Simon’s response is curious. He is filled with shame and disappointment at a time that seems like it should be filled with joy and awe. He declares himself sinful - probably because he knows all the attitude he was giving prior to this miraculous outpouring of fish. But maybe, because he feels his lack of faith and seeking help in this situation in a very real way. Jesus’ response is full of grace and a call to walk deeper with Him.

For Jesus, and Simon, James and John, this moment was about more than catching fish. Jesus met these men in their everyday lives, showed them He was trustworthy, and then called them deeper. He literally tells them to cast the net in the deep waters. The Scripture tells us this moment was so transformative for them that they left everything, followed Jesus, and turned their attention to a new calling to fish for people.

Perhaps we all can speak to a moment or several that are the tipping point for us in our faith journey. A small, somewhat ordinary way that God showed up in our lives when we least expected it and took us on a path of transformation.

You see that Economics class was for me a way of God showing me how to trust, to be empowered, to be willing to try new and scary things. It was a lesson for me in what to do when things were hard, and it showed me that I had way more tenacity than I thought. Although it seems kind of silly and insignificant in the grand scheme of things, that experience and my Freshmen year set off a chain reaction of other moments of transformation for me.

It led to a decision to leave home and work at a summer camp four hours away where I knew absolutely no one - a big deal for a small town girl who is secretly very much an introvert. That summer was life-changing and led me to my campus ministry which ultimately led me to my husband and the place I found my calling into ministry.

My  campus ministry called me deeper into seminary at Duke University – a place that seemed beyond anything that I could ever be worthy of – which in turn called me deeper into serving churches, to my family and children, to adoption and foster care, to most recently moving across the state with three children knowing a handful of people, to finding and settling into a new home.

In all those major life moments and a lot of little things in between, God has continued to call me deeper. I believe it only takes one seemingly insignificant moment, like the amount of fish you catch or the grade you make in the class, where God shows up to transform us for a lifetime and call us deeper into a life of faith with God.
It only takes a willingness to cry out for help or maybe receive it begrudgingly at first to set it all in motion.

My hunch is that many of you have a story of something that called you deeper into your faith journey. I encourage you to think about it and possibly share it with someone this week.

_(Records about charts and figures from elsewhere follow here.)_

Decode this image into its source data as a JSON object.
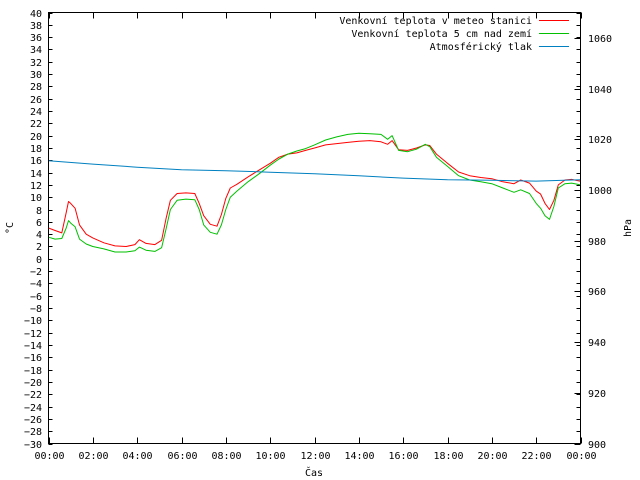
{
  "chart_data": {
    "type": "line",
    "xlabel": "Čas",
    "ylabel_left": "°C",
    "ylabel_right": "hPa",
    "x_ticks": [
      "00:00",
      "02:00",
      "04:00",
      "06:00",
      "08:00",
      "10:00",
      "12:00",
      "14:00",
      "16:00",
      "18:00",
      "20:00",
      "22:00",
      "00:00"
    ],
    "ylim_left": [
      -30,
      40
    ],
    "ylim_right": [
      900,
      1070
    ],
    "y_ticks_left_step": 2,
    "y_ticks_right": [
      900,
      920,
      940,
      960,
      980,
      1000,
      1020,
      1040,
      1060
    ],
    "x_range_hours": [
      0,
      24
    ],
    "grid": false,
    "legend_position": "top-right",
    "series": [
      {
        "name": "Venkovní teplota v meteo stanici",
        "color": "#ff0000",
        "axis": "left",
        "points": [
          [
            0,
            5
          ],
          [
            0.3,
            4.6
          ],
          [
            0.6,
            4.2
          ],
          [
            0.8,
            7.5
          ],
          [
            0.9,
            9.3
          ],
          [
            1.0,
            9.0
          ],
          [
            1.2,
            8.2
          ],
          [
            1.4,
            5.5
          ],
          [
            1.7,
            4.0
          ],
          [
            2.0,
            3.4
          ],
          [
            2.5,
            2.6
          ],
          [
            3.0,
            2.1
          ],
          [
            3.5,
            2.0
          ],
          [
            3.9,
            2.3
          ],
          [
            4.1,
            3.1
          ],
          [
            4.4,
            2.5
          ],
          [
            4.8,
            2.3
          ],
          [
            5.1,
            3.0
          ],
          [
            5.3,
            6.5
          ],
          [
            5.5,
            9.5
          ],
          [
            5.8,
            10.6
          ],
          [
            6.2,
            10.7
          ],
          [
            6.6,
            10.6
          ],
          [
            6.8,
            9.0
          ],
          [
            7.0,
            7.0
          ],
          [
            7.3,
            5.6
          ],
          [
            7.6,
            5.3
          ],
          [
            7.8,
            7.2
          ],
          [
            8.0,
            9.8
          ],
          [
            8.2,
            11.5
          ],
          [
            8.5,
            12.1
          ],
          [
            9.0,
            13.3
          ],
          [
            9.5,
            14.4
          ],
          [
            10.0,
            15.5
          ],
          [
            10.4,
            16.5
          ],
          [
            10.8,
            17.0
          ],
          [
            11.2,
            17.2
          ],
          [
            11.6,
            17.6
          ],
          [
            12.0,
            18.0
          ],
          [
            12.5,
            18.5
          ],
          [
            13.0,
            18.7
          ],
          [
            13.5,
            18.9
          ],
          [
            14.0,
            19.1
          ],
          [
            14.5,
            19.2
          ],
          [
            15.0,
            19.0
          ],
          [
            15.3,
            18.6
          ],
          [
            15.5,
            19.2
          ],
          [
            15.8,
            17.7
          ],
          [
            16.2,
            17.6
          ],
          [
            16.6,
            18.0
          ],
          [
            17.0,
            18.5
          ],
          [
            17.2,
            18.4
          ],
          [
            17.5,
            17.0
          ],
          [
            18.0,
            15.5
          ],
          [
            18.5,
            14.1
          ],
          [
            19.0,
            13.5
          ],
          [
            19.5,
            13.2
          ],
          [
            20.0,
            13.0
          ],
          [
            20.5,
            12.5
          ],
          [
            21.0,
            12.2
          ],
          [
            21.3,
            12.8
          ],
          [
            21.7,
            12.3
          ],
          [
            22.0,
            11.0
          ],
          [
            22.2,
            10.5
          ],
          [
            22.4,
            9.0
          ],
          [
            22.6,
            8.0
          ],
          [
            22.8,
            9.5
          ],
          [
            23.0,
            12.0
          ],
          [
            23.3,
            12.8
          ],
          [
            23.6,
            12.9
          ],
          [
            24.0,
            12.6
          ]
        ]
      },
      {
        "name": "Venkovní teplota 5 cm nad zemí",
        "color": "#00c000",
        "axis": "left",
        "points": [
          [
            0,
            3.5
          ],
          [
            0.3,
            3.2
          ],
          [
            0.6,
            3.3
          ],
          [
            0.8,
            5.0
          ],
          [
            0.9,
            6.2
          ],
          [
            1.0,
            5.8
          ],
          [
            1.2,
            5.2
          ],
          [
            1.4,
            3.2
          ],
          [
            1.7,
            2.4
          ],
          [
            2.0,
            2.0
          ],
          [
            2.5,
            1.6
          ],
          [
            3.0,
            1.1
          ],
          [
            3.5,
            1.1
          ],
          [
            3.9,
            1.3
          ],
          [
            4.1,
            1.9
          ],
          [
            4.4,
            1.4
          ],
          [
            4.8,
            1.2
          ],
          [
            5.1,
            1.8
          ],
          [
            5.3,
            4.8
          ],
          [
            5.5,
            8.0
          ],
          [
            5.8,
            9.5
          ],
          [
            6.2,
            9.7
          ],
          [
            6.6,
            9.6
          ],
          [
            6.8,
            8.0
          ],
          [
            7.0,
            5.5
          ],
          [
            7.3,
            4.3
          ],
          [
            7.6,
            4.0
          ],
          [
            7.8,
            5.5
          ],
          [
            8.0,
            8.0
          ],
          [
            8.2,
            10.0
          ],
          [
            8.5,
            11.0
          ],
          [
            9.0,
            12.5
          ],
          [
            9.5,
            13.8
          ],
          [
            10.0,
            15.2
          ],
          [
            10.4,
            16.2
          ],
          [
            10.8,
            17.0
          ],
          [
            11.2,
            17.5
          ],
          [
            11.6,
            17.9
          ],
          [
            12.0,
            18.5
          ],
          [
            12.5,
            19.3
          ],
          [
            13.0,
            19.8
          ],
          [
            13.5,
            20.2
          ],
          [
            14.0,
            20.4
          ],
          [
            14.5,
            20.3
          ],
          [
            15.0,
            20.2
          ],
          [
            15.3,
            19.4
          ],
          [
            15.5,
            20.0
          ],
          [
            15.8,
            17.6
          ],
          [
            16.2,
            17.4
          ],
          [
            16.6,
            17.8
          ],
          [
            17.0,
            18.6
          ],
          [
            17.2,
            18.2
          ],
          [
            17.5,
            16.5
          ],
          [
            18.0,
            15.0
          ],
          [
            18.5,
            13.5
          ],
          [
            19.0,
            12.8
          ],
          [
            19.5,
            12.5
          ],
          [
            20.0,
            12.2
          ],
          [
            20.5,
            11.5
          ],
          [
            21.0,
            10.8
          ],
          [
            21.3,
            11.2
          ],
          [
            21.7,
            10.6
          ],
          [
            22.0,
            9.0
          ],
          [
            22.2,
            8.2
          ],
          [
            22.4,
            7.0
          ],
          [
            22.6,
            6.4
          ],
          [
            22.8,
            8.5
          ],
          [
            23.0,
            11.5
          ],
          [
            23.3,
            12.2
          ],
          [
            23.6,
            12.3
          ],
          [
            24.0,
            12.0
          ]
        ]
      },
      {
        "name": "Atmosférický tlak",
        "color": "#0080c0",
        "axis": "right",
        "points": [
          [
            0,
            1011.5
          ],
          [
            2,
            1010.2
          ],
          [
            4,
            1009.0
          ],
          [
            6,
            1008.0
          ],
          [
            8,
            1007.6
          ],
          [
            10,
            1007.0
          ],
          [
            12,
            1006.4
          ],
          [
            14,
            1005.6
          ],
          [
            16,
            1004.7
          ],
          [
            18,
            1004.0
          ],
          [
            20,
            1003.8
          ],
          [
            22,
            1003.5
          ],
          [
            24,
            1004.0
          ]
        ]
      }
    ]
  }
}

It may be small and ordinary, but you know it was quite significant and changed your life forever. The Scriptures are filled with accounts of everyday life being interrupted by the presence of God – going for a walk, fishing, drawing water from the well, and even collecting taxes.

The invitation and call to something deeper with God is always there for each of us. It’s just a question of whether we are willing to cast the net into the deep waters and see what will happen.